HADR_TIMEOUT vs. HADR_PEER_WINDOW
It has taken me a while to fully understand the difference between HADR_TIMEOUT and HADR_PEER_WINDOW. I think there is some confusion here, so I’d like to address what each means and some considerations when setting them. In general, you’ll only need HADR_TIMEOUT when using HADR and only need HADR_PEER_WINDOW when using TSA(db2haicu) or some other automated failover tool.
HADR Timeout defines, in seconds, the time after unavailability of the other HADR server is first noticed that the HADR state will change from connected to disconnected. If you are starting HADR on the primary server, then if the primary server cannot connect to the standby in this number of seconds, the start will fail and HADR will not be running. Assuming no failover software and the setting of HADR_PEER_WINDOW to 0, The primary server will continue processing transactions without sending them to the standby. It will periodically retry the connection to the standby, and if the standby becomes available it will again start processing transactions with commits tied to the requirements of the SYNCMODE being used.

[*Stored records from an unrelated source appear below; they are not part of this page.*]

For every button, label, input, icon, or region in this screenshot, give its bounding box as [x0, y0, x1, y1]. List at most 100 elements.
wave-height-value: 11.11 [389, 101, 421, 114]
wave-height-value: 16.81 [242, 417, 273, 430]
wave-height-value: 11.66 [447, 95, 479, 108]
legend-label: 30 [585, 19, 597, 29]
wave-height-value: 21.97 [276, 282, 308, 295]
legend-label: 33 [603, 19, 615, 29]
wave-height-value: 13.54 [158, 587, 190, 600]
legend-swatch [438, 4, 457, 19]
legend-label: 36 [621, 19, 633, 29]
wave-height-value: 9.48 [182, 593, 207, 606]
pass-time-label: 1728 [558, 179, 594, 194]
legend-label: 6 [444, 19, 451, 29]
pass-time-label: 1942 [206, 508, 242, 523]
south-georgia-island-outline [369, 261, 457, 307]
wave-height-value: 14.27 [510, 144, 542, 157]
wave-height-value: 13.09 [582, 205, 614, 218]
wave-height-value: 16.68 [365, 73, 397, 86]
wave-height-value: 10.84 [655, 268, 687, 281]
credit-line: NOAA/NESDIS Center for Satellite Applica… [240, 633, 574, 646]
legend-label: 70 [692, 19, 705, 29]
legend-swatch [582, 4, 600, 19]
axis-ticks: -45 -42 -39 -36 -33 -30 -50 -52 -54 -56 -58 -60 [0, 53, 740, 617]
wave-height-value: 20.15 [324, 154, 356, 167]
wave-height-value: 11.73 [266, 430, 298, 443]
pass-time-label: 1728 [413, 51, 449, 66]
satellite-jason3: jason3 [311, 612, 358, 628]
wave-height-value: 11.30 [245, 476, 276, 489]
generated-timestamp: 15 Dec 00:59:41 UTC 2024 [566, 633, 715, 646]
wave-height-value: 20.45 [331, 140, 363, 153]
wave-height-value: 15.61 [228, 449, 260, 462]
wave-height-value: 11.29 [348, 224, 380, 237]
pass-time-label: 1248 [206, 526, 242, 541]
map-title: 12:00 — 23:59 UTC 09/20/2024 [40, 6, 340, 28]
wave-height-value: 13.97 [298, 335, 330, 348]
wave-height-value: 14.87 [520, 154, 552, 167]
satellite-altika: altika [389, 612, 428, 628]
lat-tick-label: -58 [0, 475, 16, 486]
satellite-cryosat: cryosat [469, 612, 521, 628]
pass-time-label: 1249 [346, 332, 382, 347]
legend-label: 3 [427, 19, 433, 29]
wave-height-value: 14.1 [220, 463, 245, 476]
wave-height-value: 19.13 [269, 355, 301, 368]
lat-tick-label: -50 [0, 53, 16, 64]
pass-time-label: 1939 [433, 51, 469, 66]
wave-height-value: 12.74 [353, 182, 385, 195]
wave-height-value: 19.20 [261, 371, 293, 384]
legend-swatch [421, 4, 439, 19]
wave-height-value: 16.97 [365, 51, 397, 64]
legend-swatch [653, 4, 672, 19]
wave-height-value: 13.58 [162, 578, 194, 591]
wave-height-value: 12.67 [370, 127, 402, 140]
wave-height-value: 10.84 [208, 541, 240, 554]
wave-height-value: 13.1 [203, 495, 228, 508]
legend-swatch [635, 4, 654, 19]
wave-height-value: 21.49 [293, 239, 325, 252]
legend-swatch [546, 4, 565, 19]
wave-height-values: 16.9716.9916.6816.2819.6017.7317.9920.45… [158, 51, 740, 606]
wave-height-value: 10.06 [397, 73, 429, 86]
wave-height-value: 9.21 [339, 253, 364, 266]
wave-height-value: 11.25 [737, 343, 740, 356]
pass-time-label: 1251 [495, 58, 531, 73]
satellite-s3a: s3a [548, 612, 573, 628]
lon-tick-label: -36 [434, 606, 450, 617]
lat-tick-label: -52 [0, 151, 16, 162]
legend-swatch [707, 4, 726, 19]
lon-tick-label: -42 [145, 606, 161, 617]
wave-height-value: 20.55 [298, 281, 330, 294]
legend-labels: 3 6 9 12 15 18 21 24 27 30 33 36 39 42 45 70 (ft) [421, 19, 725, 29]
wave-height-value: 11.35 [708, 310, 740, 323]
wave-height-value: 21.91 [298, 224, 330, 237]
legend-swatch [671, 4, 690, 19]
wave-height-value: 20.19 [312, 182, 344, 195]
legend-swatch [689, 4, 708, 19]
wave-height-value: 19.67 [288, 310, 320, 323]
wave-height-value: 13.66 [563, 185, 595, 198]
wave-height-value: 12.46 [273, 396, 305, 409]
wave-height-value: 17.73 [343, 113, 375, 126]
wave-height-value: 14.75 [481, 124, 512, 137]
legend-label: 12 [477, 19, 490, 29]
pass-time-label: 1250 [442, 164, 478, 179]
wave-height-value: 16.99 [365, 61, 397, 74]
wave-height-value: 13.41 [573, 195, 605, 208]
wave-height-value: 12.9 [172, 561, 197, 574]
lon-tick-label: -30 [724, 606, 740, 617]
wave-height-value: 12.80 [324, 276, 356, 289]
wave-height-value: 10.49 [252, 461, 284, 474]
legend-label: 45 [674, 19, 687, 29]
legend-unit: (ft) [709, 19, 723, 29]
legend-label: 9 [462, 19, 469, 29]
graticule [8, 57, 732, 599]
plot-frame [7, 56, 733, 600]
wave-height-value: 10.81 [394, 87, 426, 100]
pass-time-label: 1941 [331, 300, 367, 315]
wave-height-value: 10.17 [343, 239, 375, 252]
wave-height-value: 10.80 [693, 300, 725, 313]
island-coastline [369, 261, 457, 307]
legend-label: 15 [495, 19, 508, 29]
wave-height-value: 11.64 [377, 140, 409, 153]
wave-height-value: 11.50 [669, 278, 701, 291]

If attempting a takeover without force, DB2 will wait this amount of time to attempt to communicate with the other server before failing and returning an error message.
The real point of this time period is to allow minor network hiccups to occur without other action being taken, but yet to consider the connection failed so as not to impede transactions after a reasonable period of time.
Setting this value depends on your network. I have a client with frequent network issues where I keep this value at 300. I have other clients where I use simply 120, which seems to work well for most environments. I have seen it set as low as 10 seconds for a very highly available network where seconds of slowdown are not very acceptable, but would be very cautious setting it that low.
This parameter is not usually used when only HADR is in place with manual failover. But it is critical if using an automated failover for HADR such as TSA(db2haicu) or others. This tells DB2 how long AFTER the connection is considered failed to continue to behave as if the connection were not failed. Now that may sound a bit odd. But the real intention here is to allow the connection to be considered failed, and then give time for that failure to be detected by the failover automation software before any transactions are allowed to complete and compromise the data. This means you can easily have connections waiting for as much as HADR_TIMEOUT plus HADR_PEER_WINDOW before a failover is completed and your database is again available.
Most frequently I see HADR_PEER_WINDOW set to 300 out of an abundance of caution – actual takeovers do not generally take that long, though in a failure state there may be multiple factors slowing down the failover.